I actually have this problem in a work project: matching 1-n point of sale transactions, credit card payments etc to 1-n bank transactions for large companies. Ie “these three credit card payments totaling 300 match this bank transfer for 290 2 days later.” Can confirm it’s difficult and would love any creative solutions.
You're looking for a mixed integer programming solver. Although the problem is NP-hard, in practice, state of the art MIP solvers run much faster than brute force search in most non-pathological cases.
Mixed integer programming is a more specialized task than SMT solving, therefore an MIP implementation is likely to be more optimized for the task, even if you might be able to use an SMT solver to solve the same problem. Moreover, SMT solvers are focused on finding some solution to some constraints, whereas MIP solvers are focused on finding the best solution to the constraints according to some linear objective. Finally, an SMT solver is basically a SAT solver combined with a theory solver for reasoning about integers, etc. If the problem can be expressed just as a conjunction of constraints (i.e, it has no interesting propositional structure), then you don’t really need the SAT solver part and can just use a specialized theory solver (optimizer, in this case) directly.
Like the comment above yours says there are algorithms for SSP that are polynomial in the target value of the sum. For values on the order of something someone would buy with a credit card I think they should be practical.
It's for reconciling customers' items such as point of sale, payroll, and other systems with bank transactions. Each client item has date, description, and amount. Each transaction similarly has date, description and amount. The goal is to match all items with corresponding bank transactions. However, it is more complicated because:
* bank dates and item dates may not be the same. A sale may take a few days to clear the bank.
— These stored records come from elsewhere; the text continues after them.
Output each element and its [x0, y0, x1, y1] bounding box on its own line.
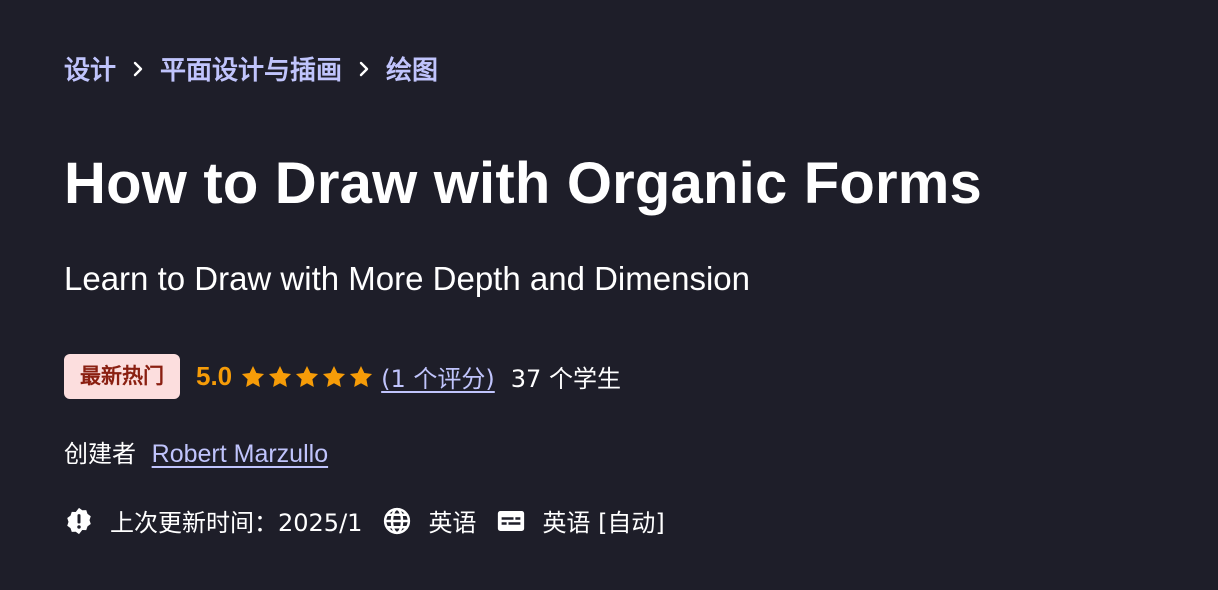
alert-badge-icon [64, 506, 94, 536]
creator-row: 创建者 Robert Marzullo [64, 434, 328, 469]
rating-count-link[interactable]: (1 个评分) [381, 359, 495, 394]
breadcrumb-item-drawing[interactable]: 绘图 [386, 50, 438, 87]
creator-label: 创建者 [64, 440, 136, 468]
last-updated: 上次更新时间：2025/1 [110, 509, 363, 537]
student-count: 37 个学生 [510, 365, 621, 393]
star-icon [242, 365, 265, 387]
breadcrumb-item-design[interactable]: 设计 [64, 50, 116, 87]
caption-language: 英语 [自动] [542, 509, 665, 537]
star-icon [350, 365, 373, 387]
star-icon [269, 365, 292, 387]
rating-value: 5.0 [196, 361, 233, 391]
instructor-link[interactable]: Robert Marzullo [152, 440, 328, 468]
chevron-right-icon [342, 54, 386, 84]
star-icon [323, 365, 346, 387]
breadcrumb-item-graphic-design[interactable]: 平面设计与插画 [160, 50, 342, 87]
rating-row: 最新热门 5.0 (1 个评分) 37 个学生 [64, 354, 621, 399]
chevron-right-icon [116, 54, 160, 84]
closed-captions-icon [496, 506, 526, 536]
course-title: How to Draw with Organic Forms [64, 151, 982, 216]
globe-icon [382, 506, 412, 536]
bestseller-badge: 最新热门 [64, 354, 180, 399]
breadcrumb: 设计 平面设计与插画 绘图 [64, 50, 438, 87]
rating-stars [240, 364, 375, 390]
star-icon [296, 365, 319, 387]
course-meta: 上次更新时间：2025/1 英语 英语 [自动] [64, 503, 665, 538]
course-subtitle: Learn to Draw with More Depth and Dimens… [64, 260, 750, 297]
course-language: 英语 [428, 509, 477, 537]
* amounts may not be the same. A credit card sale may be for 100, but when it clears the bank, the CC provider has deducted fees, so it's 98.
* quantities may not be the same. Ten sales may be deposited as one deposit. In some cases, multiple items may match to multiple transactions.
* there are rules about which matches are best. A sale may match ten transactions, but it can be important to match the right one, typically the closest date.
As others have suggested, I can take shortcuts by ignoring some sets. But it is tricky and slow, especially for large sets.